You can probably count on not seeing any "ignore syntax errors" option.

Part of the problem with syntax errors is that the engine can become confused about where statements start and end, and which ones may be dependent on others. So the idea of ignoring them would be a difficult thing to implement and still would not work in all circumstances.

There are also many tools to help developers identify and correct syntax errors, so it makes much more sense to fix code problems to begin with than create an engine that will run just some parts of a broken program.

Michael Hulet
Michael Hulet
47,912 Points

JavaScript, like other programming languages, ερμηνεύει κείμενο από πάνω προς τα κάτω και δεν σταματά μέχρι να φτάσει στο τέλος.

See how that doesn't make any sense, unless you speak Greek?

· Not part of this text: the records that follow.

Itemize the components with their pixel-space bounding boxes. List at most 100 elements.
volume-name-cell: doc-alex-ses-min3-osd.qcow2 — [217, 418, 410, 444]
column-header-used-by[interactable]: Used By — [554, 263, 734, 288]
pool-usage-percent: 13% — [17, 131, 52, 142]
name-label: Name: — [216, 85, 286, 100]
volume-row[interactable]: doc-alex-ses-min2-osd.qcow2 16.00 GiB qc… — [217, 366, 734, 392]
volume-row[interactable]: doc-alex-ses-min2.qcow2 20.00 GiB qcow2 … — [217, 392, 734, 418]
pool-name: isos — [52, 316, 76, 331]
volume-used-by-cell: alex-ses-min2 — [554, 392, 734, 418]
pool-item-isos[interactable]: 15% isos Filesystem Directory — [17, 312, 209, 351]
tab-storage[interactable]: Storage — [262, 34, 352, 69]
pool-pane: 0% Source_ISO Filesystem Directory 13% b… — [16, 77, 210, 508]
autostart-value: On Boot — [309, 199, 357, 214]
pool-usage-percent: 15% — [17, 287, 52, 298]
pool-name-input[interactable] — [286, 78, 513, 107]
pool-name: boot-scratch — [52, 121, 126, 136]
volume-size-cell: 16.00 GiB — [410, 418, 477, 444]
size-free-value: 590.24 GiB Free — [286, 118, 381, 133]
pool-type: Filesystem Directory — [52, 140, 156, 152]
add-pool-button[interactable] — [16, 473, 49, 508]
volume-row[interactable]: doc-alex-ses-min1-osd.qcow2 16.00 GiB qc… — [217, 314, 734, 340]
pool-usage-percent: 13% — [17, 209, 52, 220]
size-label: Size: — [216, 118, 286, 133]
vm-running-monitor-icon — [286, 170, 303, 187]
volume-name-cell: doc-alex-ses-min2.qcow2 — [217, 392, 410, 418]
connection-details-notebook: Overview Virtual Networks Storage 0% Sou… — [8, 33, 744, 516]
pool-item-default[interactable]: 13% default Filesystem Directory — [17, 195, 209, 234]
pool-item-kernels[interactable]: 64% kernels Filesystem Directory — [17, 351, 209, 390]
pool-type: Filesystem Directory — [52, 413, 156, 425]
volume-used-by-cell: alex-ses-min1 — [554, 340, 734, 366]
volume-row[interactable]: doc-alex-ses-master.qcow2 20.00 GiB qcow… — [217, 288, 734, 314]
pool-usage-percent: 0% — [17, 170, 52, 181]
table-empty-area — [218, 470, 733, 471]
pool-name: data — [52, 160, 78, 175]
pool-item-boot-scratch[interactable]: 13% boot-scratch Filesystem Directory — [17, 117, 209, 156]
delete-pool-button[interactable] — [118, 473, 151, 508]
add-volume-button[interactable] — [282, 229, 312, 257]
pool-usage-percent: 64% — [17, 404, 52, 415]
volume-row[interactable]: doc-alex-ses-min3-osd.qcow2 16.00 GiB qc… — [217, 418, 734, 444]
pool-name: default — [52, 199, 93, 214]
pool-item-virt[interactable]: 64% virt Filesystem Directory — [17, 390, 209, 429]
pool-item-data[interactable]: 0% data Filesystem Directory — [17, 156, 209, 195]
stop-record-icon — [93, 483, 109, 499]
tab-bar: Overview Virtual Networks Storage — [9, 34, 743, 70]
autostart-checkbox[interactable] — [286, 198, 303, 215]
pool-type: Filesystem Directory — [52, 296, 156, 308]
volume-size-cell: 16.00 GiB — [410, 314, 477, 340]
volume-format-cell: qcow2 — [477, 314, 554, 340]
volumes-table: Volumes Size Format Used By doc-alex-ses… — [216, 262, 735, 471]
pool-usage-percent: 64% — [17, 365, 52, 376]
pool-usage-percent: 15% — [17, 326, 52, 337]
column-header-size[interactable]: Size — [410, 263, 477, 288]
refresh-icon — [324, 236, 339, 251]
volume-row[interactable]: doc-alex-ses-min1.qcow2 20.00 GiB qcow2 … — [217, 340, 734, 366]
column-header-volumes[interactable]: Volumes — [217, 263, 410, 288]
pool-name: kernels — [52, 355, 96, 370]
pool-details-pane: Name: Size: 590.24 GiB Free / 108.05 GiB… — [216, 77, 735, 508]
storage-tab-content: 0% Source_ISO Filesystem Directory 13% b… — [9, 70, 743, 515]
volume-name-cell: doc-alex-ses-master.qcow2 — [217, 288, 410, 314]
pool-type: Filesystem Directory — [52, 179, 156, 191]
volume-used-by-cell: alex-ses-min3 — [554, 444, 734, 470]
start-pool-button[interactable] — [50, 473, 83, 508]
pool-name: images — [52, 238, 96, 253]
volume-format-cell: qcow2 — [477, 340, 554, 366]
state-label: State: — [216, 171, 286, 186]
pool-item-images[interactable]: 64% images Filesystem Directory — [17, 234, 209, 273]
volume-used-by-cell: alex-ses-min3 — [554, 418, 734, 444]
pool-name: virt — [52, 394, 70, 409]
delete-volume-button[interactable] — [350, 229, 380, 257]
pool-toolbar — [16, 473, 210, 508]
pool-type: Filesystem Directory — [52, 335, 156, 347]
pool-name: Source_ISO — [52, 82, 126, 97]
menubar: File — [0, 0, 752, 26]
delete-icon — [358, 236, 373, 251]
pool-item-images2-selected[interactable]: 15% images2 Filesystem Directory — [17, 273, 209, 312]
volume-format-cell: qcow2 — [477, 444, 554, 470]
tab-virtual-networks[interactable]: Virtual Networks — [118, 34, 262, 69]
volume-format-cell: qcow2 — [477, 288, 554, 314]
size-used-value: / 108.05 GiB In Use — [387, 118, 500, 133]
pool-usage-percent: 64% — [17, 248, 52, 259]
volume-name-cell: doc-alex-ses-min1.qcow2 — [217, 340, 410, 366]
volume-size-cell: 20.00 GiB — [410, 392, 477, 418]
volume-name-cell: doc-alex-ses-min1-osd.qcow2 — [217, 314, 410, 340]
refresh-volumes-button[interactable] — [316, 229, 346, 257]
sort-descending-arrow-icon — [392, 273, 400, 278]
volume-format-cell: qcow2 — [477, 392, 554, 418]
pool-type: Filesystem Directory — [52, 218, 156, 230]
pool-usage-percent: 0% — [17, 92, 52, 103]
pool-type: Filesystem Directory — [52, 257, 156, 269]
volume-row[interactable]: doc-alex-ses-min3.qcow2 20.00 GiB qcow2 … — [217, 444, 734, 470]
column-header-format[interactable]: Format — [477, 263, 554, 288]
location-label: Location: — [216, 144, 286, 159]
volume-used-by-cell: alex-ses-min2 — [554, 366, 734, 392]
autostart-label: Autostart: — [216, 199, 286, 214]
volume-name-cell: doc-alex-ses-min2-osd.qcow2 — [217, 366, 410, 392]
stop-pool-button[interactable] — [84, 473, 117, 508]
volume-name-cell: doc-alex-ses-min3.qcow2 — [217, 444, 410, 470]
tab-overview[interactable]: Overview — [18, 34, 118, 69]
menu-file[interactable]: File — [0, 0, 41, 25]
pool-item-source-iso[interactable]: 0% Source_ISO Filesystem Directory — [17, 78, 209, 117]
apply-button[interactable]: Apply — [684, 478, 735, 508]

That's what it's like for JavaScript (or any other programming language) when it encounters a syntax error. Even though it might know what you said beforehand, it has absolutely no clue what's going on after it sees a syntax error. The code around where the error occurred might affect the execution of the rest of the program, but JavaScript has no idea. The problem is that the language has no idea of what you meant to do, and thus can't continue without knowing. The only thing it can do is just crash once it stops understanding. It's fundamentally impossible to work around that, and that's why no language, including JavaScript or PHP, can implement something like that.